LOUISVILLE, Ky. (BP)–The Southern Baptist Convention needs the Christian Life Commission to serve as prophet and priest in the midst of a chaotic culture shaped by the influences of “secularization, pluralization and privatization,” Union University President David Dockery said March 3 at the CLC’s 1997 seminar.
The role of the SBC’s ethics and religious liberty agency remains an important one for the convention and its institutions, as well as the evangelical Christian community, the president of the Jackson, Tenn., Baptist college said at the CLC seminar, held this year at Southern Baptist Theological Seminary, Louisville, Ky.
“The SBC needs you to guide us through the challenging issues that arise within our contemporary, corrupt culture,” Dockery said of the CLC. “The evangelical world needs your prophetic voice to remain constant and faithful during a time of growing tolerance and laxness among professing Christians and churchgoing people.
“The SBC needs the CLC to be a prophetic voice as we enter a new century. Beyond that, we need you to be a priestly ear and responsive heart to help us hear and interpret and understand the modern, even postmodern, world in which we live.”
The church has lost much of its influence in a society marked increasingly by relativism and pagan spiritualism, he said.
The culture instead, Dockery said, has been shaped by:
–Secularization, “the concept of life without the intervening guidance of a divine being.”
–Pluralization, “which says that all values are of equal validity, which says in effect that no convictions about values have any validity.”
–Privatization, the separation of the public and private spheres, which means a person’s faith often has no impact on such areas as business, politics and marriage.
Dockery compared today’s church to the Thyatira believers to whom one of the letters in Revelation 2 and 3 was written.

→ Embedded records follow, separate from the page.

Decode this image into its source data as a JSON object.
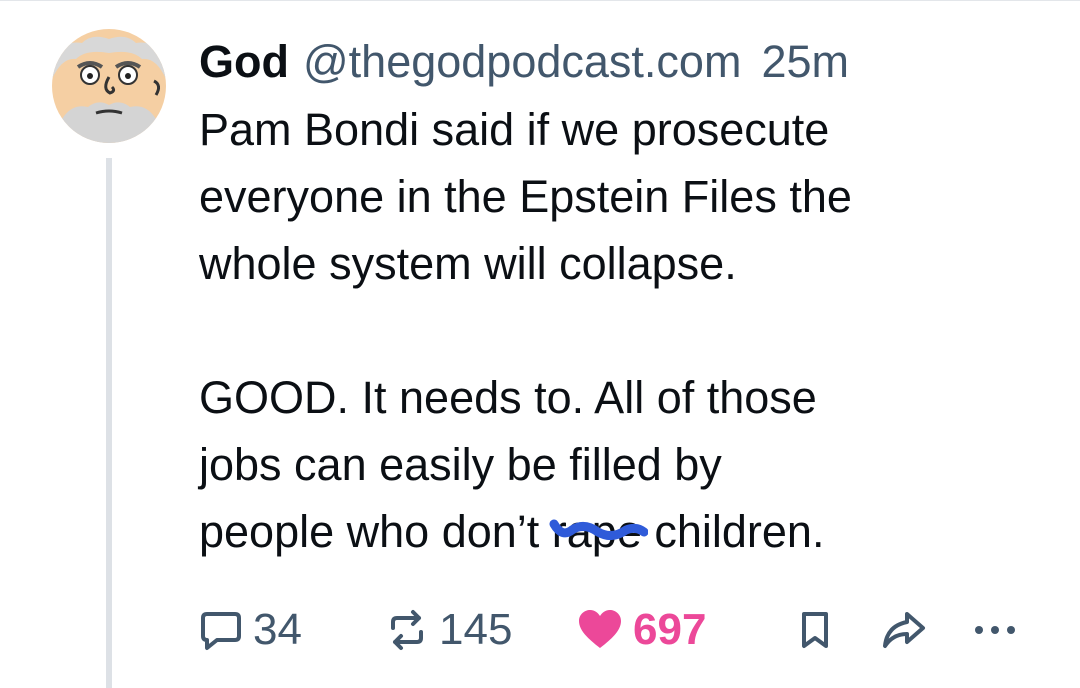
{
  "post": {
    "display_name": "God",
    "handle": "@thegodpodcast.com",
    "time": "25m",
    "text_paragraphs": [
      [
        "Pam Bondi said if we prosecute",
        "everyone in the Epstein Files the",
        "whole system will collapse."
      ],
      [
        "GOOD. It needs to. All of those",
        "jobs can easily be filled by"
      ]
    ],
    "last_line": {
      "before": "people who don’t ",
      "scribbled": "rape",
      "after": " children."
    }
  },
  "actions": {
    "reply_count": "34",
    "repost_count": "145",
    "like_count": "697"
  },
  "colors": {
    "text": "#0b0f14",
    "muted": "#42576c",
    "like": "#ec4899",
    "scribble": "#2f5bd9",
    "thread_line": "#dde1e6"
  },
  "icons": [
    "avatar",
    "reply-icon",
    "repost-icon",
    "heart-icon",
    "bookmark-icon",
    "share-icon",
    "more-icon"
  ]
}
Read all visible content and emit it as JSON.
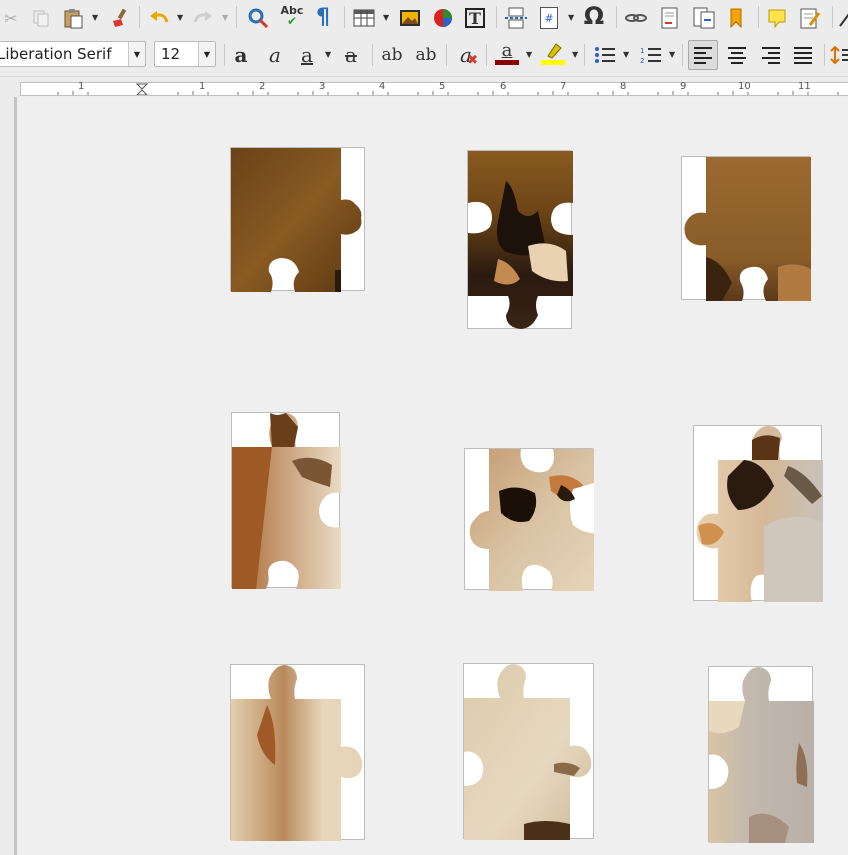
{
  "toolbar": {
    "cut_icon": "scissors-icon",
    "copy_icon": "copy-icon",
    "paste_icon": "clipboard-icon",
    "clone_icon": "paintbrush-icon",
    "undo_icon": "undo-icon",
    "redo_icon": "redo-icon",
    "find_icon": "find-replace-icon",
    "spell_label": "Abc",
    "formatting_marks_label": "¶",
    "table_icon": "table-icon",
    "image_icon": "image-icon",
    "chart_icon": "chart-icon",
    "textbox_label": "T",
    "pagebreak_icon": "page-break-icon",
    "field_label": "#",
    "special_char_label": "Ω",
    "hyperlink_icon": "hyperlink-icon",
    "footnote_icon": "footnote-icon",
    "crossref_icon": "cross-reference-icon",
    "bookmark_icon": "bookmark-icon",
    "comment_icon": "comment-icon",
    "track_changes_icon": "track-changes-icon"
  },
  "format": {
    "font_name": "Liberation Serif",
    "font_size": "12",
    "bold_label": "a",
    "italic_label": "a",
    "underline_label": "a",
    "strike_label": "a",
    "superscript_label": "ab",
    "subscript_label": "ab",
    "clear_format_label": "a",
    "font_color_label": "a",
    "font_color": "#8b0000",
    "highlight_color": "#ffff00"
  },
  "ruler": {
    "numbers": [
      "1",
      "1",
      "2",
      "3",
      "4",
      "5",
      "6",
      "7",
      "8",
      "9",
      "10",
      "11"
    ]
  },
  "document": {
    "pieces": [
      {
        "name": "puzzle-piece-1",
        "row": 1,
        "col": 1
      },
      {
        "name": "puzzle-piece-2",
        "row": 1,
        "col": 2
      },
      {
        "name": "puzzle-piece-3",
        "row": 1,
        "col": 3
      },
      {
        "name": "puzzle-piece-4",
        "row": 2,
        "col": 1
      },
      {
        "name": "puzzle-piece-5",
        "row": 2,
        "col": 2
      },
      {
        "name": "puzzle-piece-6",
        "row": 2,
        "col": 3
      },
      {
        "name": "puzzle-piece-7",
        "row": 3,
        "col": 1
      },
      {
        "name": "puzzle-piece-8",
        "row": 3,
        "col": 2
      },
      {
        "name": "puzzle-piece-9",
        "row": 3,
        "col": 3
      }
    ]
  }
}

“While the church (at Thyatira) had many noble qualities, it failed because of its tolerance of theological and ethical error,” he said. “It was commended for spiritual service, faith and patience, but it was rebuked for lax discipline and its tolerance of evil manifested in cultic practices of the corrupt prophetess Jezebel.”
The basic message of one verse in the letter “is that more activity is not necessarily a more effective ministry unless it is impacting the lives of people where they live in their contemporary world,” Dockery said. The SBC often is like the church at Thyatira, he said.
“We too have more ministries, more age-group strategies, more conferences, more concerts, more books, more activities, more meetings, more committees, bigger offerings, bigger budgets and nicer buildings,” Dockery said. “We have more, all of which are good and commendable, but the question is more significant than mere size or the quantity of activities. The question for us is effectiveness. Are we penetrating our culture? Are we so entangled with it and infatuated by it that we cannot impact it?”
The CLC has an opportunity to assist both SBC institutions and churches in meeting the challenge of reaching the culture, he said.
“Some SBC institutions may have lost touch with the churches,” Dockery said. “Some approaches to Christian education, with its overspecialization, border on irrelevancy. The CLC … can be an indispensable link to bring the academy and churches together again as co?laborers for the cause of Christ.”